SIDOARJO, KOMPAS — Biaya pengurusan sertifikat nasional gratis membutuhkan payung hukum agar tidak menjadi pungutan liar yang berujung pada kasus hukum. Sejumlah perwakilan pemerintah desa dari sejumlah kabupaten di Jawa Timur mendesak pemerintah memberikan payung hukum agar mereka bisa menyukseskan program tersebut tanpa tersandung kasus hukum.
Perwakilan Kepala Desa dari Kabupaten Sidoarjo Samsul Huda mengatakan, program sertifikat nasional gratis itu dibiayai oleh pemerintah pusat melalui APBN. Namun, untuk proses pengurusannya perlu biaya tambahan yang dibebankan kepada masyarakat peserta program. “Selama ini besarnya biaya yang dibebankan kepada masyarakat tidak diatur dan pemerintah desa yang berinisiatif mengaturnya. Namun, penentuan besarnya biaya itu hanya berdasarkan kesepakatan lisan sehingga oleh penegak hukum dianggap sebagai pungutan liar,” ujar Samsul, Jumat (3/3) di Sidoarjo.
Samsul mengatakan, dirinya dan sejumlah perwakilan dari Kabupaten Gresik, Bojonegoro, Lumajang, Banyuwangi, Jember, dan Lamongan telah mendatangi Pemprov Jatim dan bertemu dengan Wakil Gubernur Saifullah Yusuf, Senin (27/2). Selain itu, perwakilan kades dari beberapa kabupaten juga mengadu ke Kementerian Desa, Pembangunan Daerah Tertinggal dan Transmigrasi, Kamis (2/3).
“Selain meminta payung hukum, kami juga meminta Presiden memberikan diskresi dalam kasus ini. Alasannya, saat ini banyak kepala desa dan perangkat yang menjadi tersangka karena diduga melakukan pungli pengurusan sertifikat nasional gratis,” kata Samsul.

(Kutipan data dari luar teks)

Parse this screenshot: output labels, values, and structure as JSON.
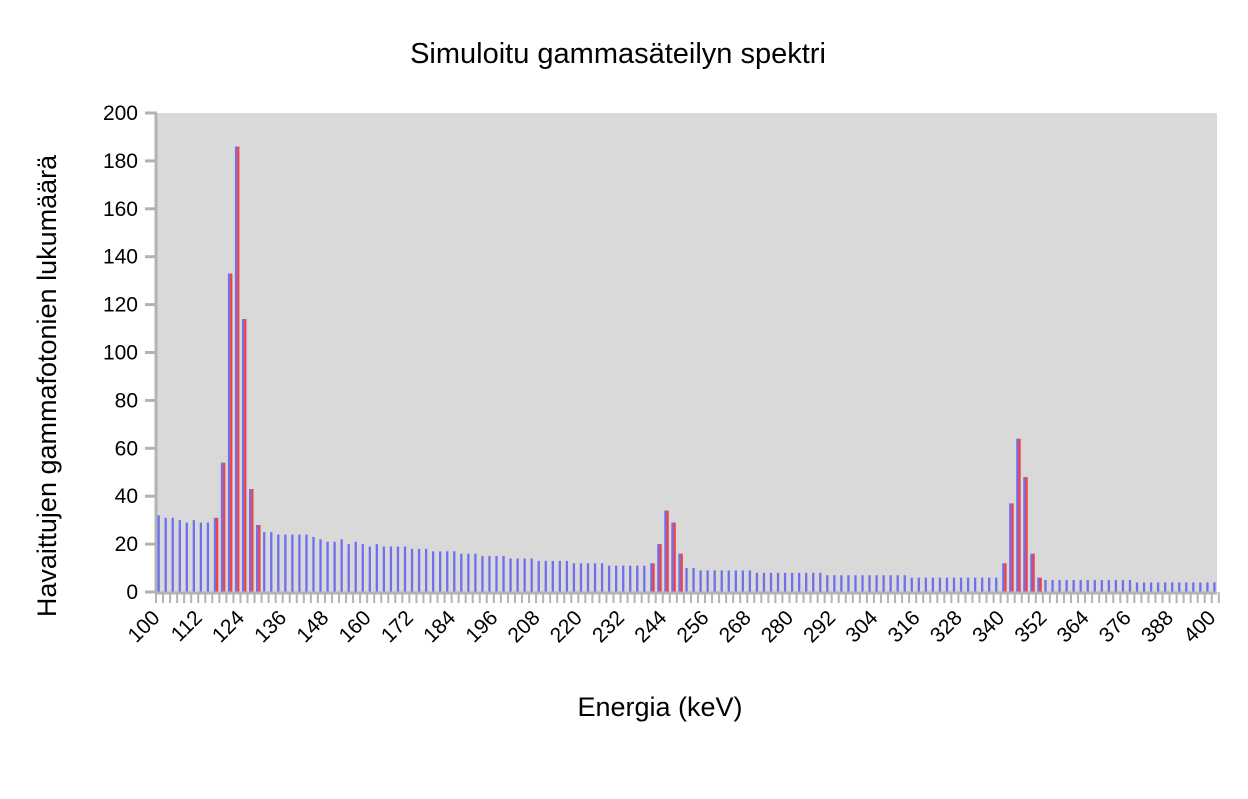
{
  "chart_data": {
    "type": "bar",
    "title": "Simuloitu gammasäteilyn spektri",
    "xlabel": "Energia (keV)",
    "ylabel": "Havaittujen gammafotonien lukumäärä",
    "ylim": [
      0,
      200
    ],
    "yticks": [
      0,
      20,
      40,
      60,
      80,
      100,
      120,
      140,
      160,
      180,
      200
    ],
    "xrange": [
      100,
      400
    ],
    "xstep": 2,
    "xtick_labels": [
      "100",
      "112",
      "124",
      "136",
      "148",
      "160",
      "172",
      "184",
      "196",
      "208",
      "220",
      "232",
      "244",
      "256",
      "268",
      "280",
      "292",
      "304",
      "316",
      "328",
      "340",
      "352",
      "364",
      "376",
      "388",
      "400"
    ],
    "grid": false,
    "background": "#d9d9d9",
    "series": [
      {
        "color": "#6f6ff0",
        "values": [
          32,
          31,
          31,
          30,
          29,
          30,
          29,
          29,
          31,
          54,
          133,
          186,
          114,
          43,
          28,
          25,
          25,
          24,
          24,
          24,
          24,
          24,
          23,
          22,
          21,
          21,
          22,
          20,
          21,
          20,
          19,
          20,
          19,
          19,
          19,
          19,
          18,
          18,
          18,
          17,
          17,
          17,
          17,
          16,
          16,
          16,
          15,
          15,
          15,
          15,
          14,
          14,
          14,
          14,
          13,
          13,
          13,
          13,
          13,
          12,
          12,
          12,
          12,
          12,
          11,
          11,
          11,
          11,
          11,
          11,
          12,
          20,
          34,
          29,
          16,
          10,
          10,
          9,
          9,
          9,
          9,
          9,
          9,
          9,
          9,
          8,
          8,
          8,
          8,
          8,
          8,
          8,
          8,
          8,
          8,
          7,
          7,
          7,
          7,
          7,
          7,
          7,
          7,
          7,
          7,
          7,
          7,
          6,
          6,
          6,
          6,
          6,
          6,
          6,
          6,
          6,
          6,
          6,
          6,
          6,
          12,
          37,
          64,
          48,
          16,
          6,
          5,
          5,
          5,
          5,
          5,
          5,
          5,
          5,
          5,
          5,
          5,
          5,
          5,
          4,
          4,
          4,
          4,
          4,
          4,
          4,
          4,
          4,
          4,
          4,
          4
        ]
      },
      {
        "color": "#f04444",
        "values": [
          0,
          0,
          0,
          0,
          0,
          0,
          0,
          0,
          31,
          54,
          133,
          186,
          114,
          43,
          28,
          0,
          0,
          0,
          0,
          0,
          0,
          0,
          0,
          0,
          0,
          0,
          0,
          0,
          0,
          0,
          0,
          0,
          0,
          0,
          0,
          0,
          0,
          0,
          0,
          0,
          0,
          0,
          0,
          0,
          0,
          0,
          0,
          0,
          0,
          0,
          0,
          0,
          0,
          0,
          0,
          0,
          0,
          0,
          0,
          0,
          0,
          0,
          0,
          0,
          0,
          0,
          0,
          0,
          0,
          0,
          12,
          20,
          34,
          29,
          16,
          0,
          0,
          0,
          0,
          0,
          0,
          0,
          0,
          0,
          0,
          0,
          0,
          0,
          0,
          0,
          0,
          0,
          0,
          0,
          0,
          0,
          0,
          0,
          0,
          0,
          0,
          0,
          0,
          0,
          0,
          0,
          0,
          0,
          0,
          0,
          0,
          0,
          0,
          0,
          0,
          0,
          0,
          0,
          0,
          0,
          12,
          37,
          64,
          48,
          16,
          6,
          0,
          0,
          0,
          0,
          0,
          0,
          0,
          0,
          0,
          0,
          0,
          0,
          0,
          0,
          0,
          0,
          0,
          0,
          0,
          0,
          0,
          0,
          0,
          0,
          0
        ]
      }
    ]
  }
}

Wakil Gubenur Jatim Saifullah Yusuf mengakui, Pemprov Jatim memfasilitasi perangkat desa untuk menemui pemerintah pusat karena merupakan program nasional. “Payung hukum merupakan langkah tepat untuk mengantisipasi persoalan hukum seperti yang sudah terjadi dan menimpa beberapa kepala desa,” katanya.
Berdasarkan data Kompas, jumlah kades yang menjadi tersangka pungli terus bertambah. Di Kabupaten Sidoarjo, awal tahun ini sudah tiga kades terjerat kasus pungli, yakni Kades Sarirogo, Kades Dukuh Sari, dan Kades Ploso. Selain itu, satu kades lagi dan sejumlah perangkatnya kini dalam penyidikan. Selain di Sidoarjo, kasus biaya pengurusan sertifikat nasional gratis ini juga menjerat kades dan perangkat desa di Kabupaten Situbondo, Kabupaten Banyuwangi, Kabupaten Blitar, dan Lumajang.

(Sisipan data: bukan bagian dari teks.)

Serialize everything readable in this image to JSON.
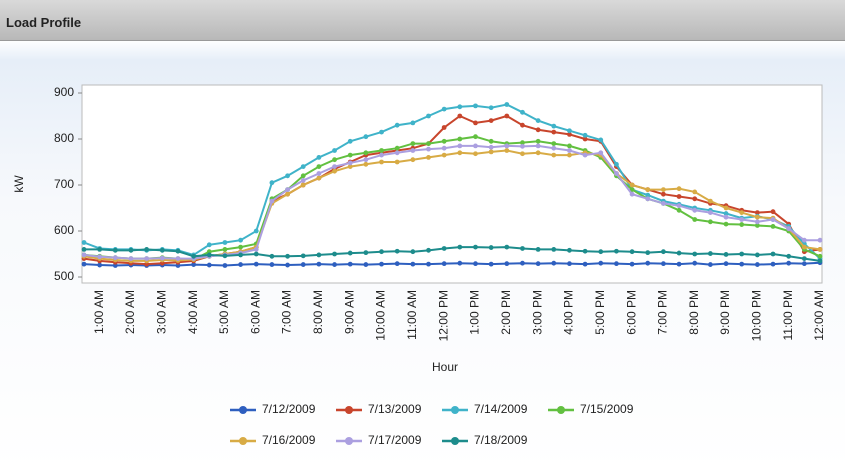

Sementara itu, Kepala Bagian Hukum Pemkab Sidoarjo Heri Soesanto mengatakan, menyikapi kekhawatiran pemerintah desa terkait program sertifikat nasional gratis, pihaknya sudah mengirim surat edaran Bupati Sidoarjo Nomor 180/1002/404.1.1.3/2017 tertanggal 3 Maret 2017 kepada seluruh kepala desa. Isi surat itu antara lain mengimbau pemdes berkoordinasi dengan masyarakat peserta sertifikasi gratis dalam menetapkan standardisasi biaya yang menjadi beban warga. Standar biaya itu disesuaikan dengan rencana anggaran biaya (RAB) sesuai letak geografis, kemampuan warga, dan harga wajar.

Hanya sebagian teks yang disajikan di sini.